Zhuang Xiaowei, Xu Gang, Amei Amei, Cordes Dietmar, Wang Zuoheng, Oh Edwin C
bioRxiv. 2023 Oct 17:2023.10.17.562756. doi: 10.1101/2023.10.17.562756.
The development and progression of Alzheimer's disease (AD) is a complex process that can change over time, during which genetic influences on phenotypes may also fluctuate. Incorporating longitudinal phenotypes in genome wide association studies (GWAS) could help unmask genetic loci with time-varying effects. In this study, we incorporated a varying coefficient test in a longitudinal GWAS model to identify single nucleotide polymorphisms (SNPs) that may have time- or age-dependent effects in AD.
Genotype data from 1,877 participants in the Alzheimer's Neuroimaging Data Initiative (ADNI) were imputed using the Haplotype Reference Consortium (HRC) panel, resulting in 9,573,130 SNPs. Subjects' longitudinal impairment status at each visit was considered as a binary and clinical phenotype. Participants' composite standardized uptake value ratio (SUVR) derived from each longitudinal amyloid PET scan was considered as a continuous and biological phenotype. The retrospective varying coefficient mixed model association test (RVMMAT) was used in longitudinal GWAS to detect time-varying genetic effects on the impairment status and SUVR measures. Post-hoc analyses were performed on genome-wide significant SNPs, including 1) pathway analyses; 2) age-stratified genotypic comparisons and regression analyses; and 3) replication analyses using data from the National Alzheimer's Coordinating Center (NACC).
Our model identified 244 genome-wide significant SNPs that revealed time-varying genetic effects on the clinical impairment status in AD; among which, 12 SNPs on chromosome 19 were successfully replicated using data from NACC. Post-hoc age-stratified analyses indicated that for most of these 244 SNPs, the maximum genotypic effect on impairment status occurred between 70 to 80 years old, and then declined with age. Our model further identified 73 genome-wide significant SNPs associated with the temporal variation of amyloid accumulation. For these SNPs, an increasing genotypic effect on PET-SUVR was observed as participants' age increased. Functional pathway analyses on significant SNPs for both phenotypes highlighted the involvement and disruption of immune responses- and neuroinflammation-related pathways in AD.

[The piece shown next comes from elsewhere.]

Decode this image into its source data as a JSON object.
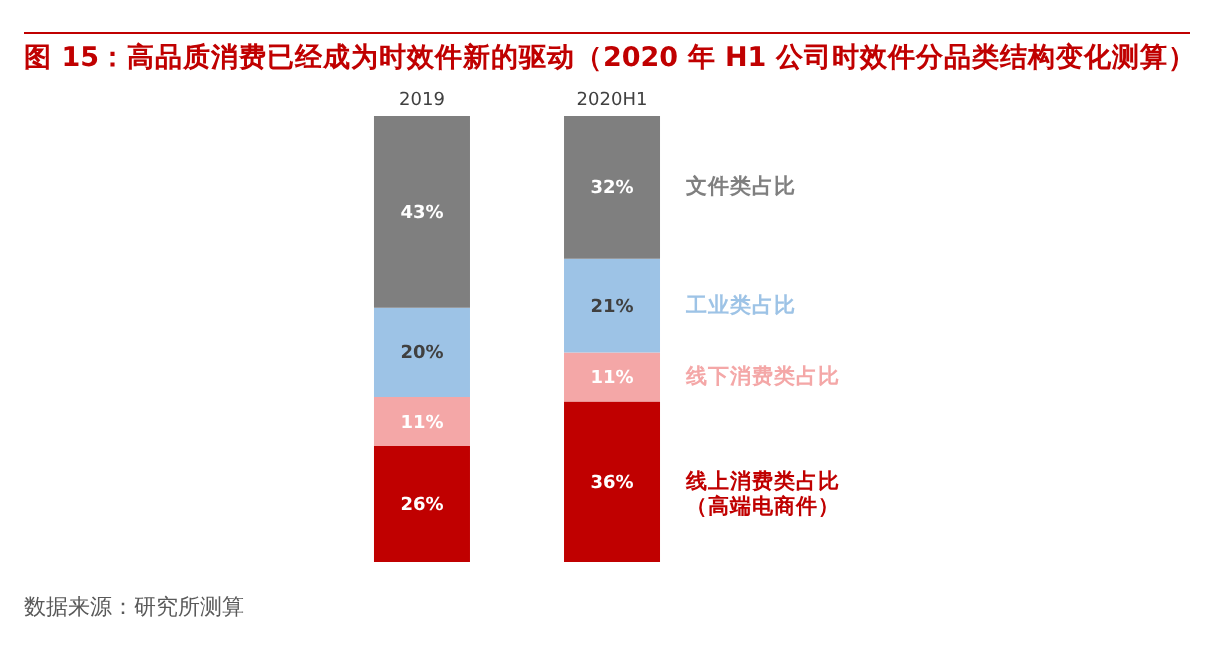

We demonstrate that longitudinal GWAS models with time-varying coefficients can boost the statistical power in AD-GWAS. In addition, our analyses uncovered potential time-varying genetic variants on repeated measurements of clinical and biological phenotypes in AD.
阿尔茨海默病(AD)的发生和发展是一个复杂的过程,且会随时间变化,在此期间基因对表型的影响也可能波动。在全基因组关联研究(GWAS)中纳入纵向表型有助于揭示具有时间变化效应的基因座。在本研究中,我们在纵向GWAS模型中纳入了可变系数检验,以识别在AD中可能具有时间或年龄依赖性效应的单核苷酸多态性(SNP)。
使用单倍型参考联盟(HRC)面板对来自阿尔茨海默病神经影像数据倡议(ADNI)的1877名参与者的基因型数据进行填充,得到9573130个SNP。每次访视时受试者的纵向损伤状态被视为二元临床表型。从每次纵向淀粉样蛋白PET扫描得出的参与者复合标准化摄取值比率(SUVR)被视为连续生物学表型。纵向GWAS中使用回顾性可变系数混合模型关联检验(RVMMAT)来检测基因对损伤状态和SUVR测量值的时间变化效应。对全基因组显著的SNP进行事后分析,包括1)通路分析;2)年龄分层的基因型比较和回归分析;3)使用来自国家阿尔茨海默病协调中心(NACC)的数据进行重复分析。
我们的模型识别出244个全基因组显著的SNP,这些SNP揭示了基因对AD临床损伤状态的时间变化效应;其中,使用NACC的数据成功重复验证了19号染色体上的12个SNP。事后年龄分层分析表明,对于这244个SNP中的大多数,对损伤状态的最大基因型效应发生在70至80岁之间,然后随年龄下降。我们的模型进一步识别出73个与淀粉样蛋白积累的时间变化相关的全基因组显著SNP。对于这些SNP,随着参与者年龄的增加,观察到对PET-SUVR的基因型效应增加。对两种表型的显著SNP进行的功能通路分析突出了免疫反应和神经炎症相关通路在AD中的参与和破坏。
我们证明具有可变系数的纵向GWAS模型可以提高AD-GWAS中的统计效力。此外,我们的分析揭示了AD中临床和生物学表型重复测量时潜在的时间变化遗传变异。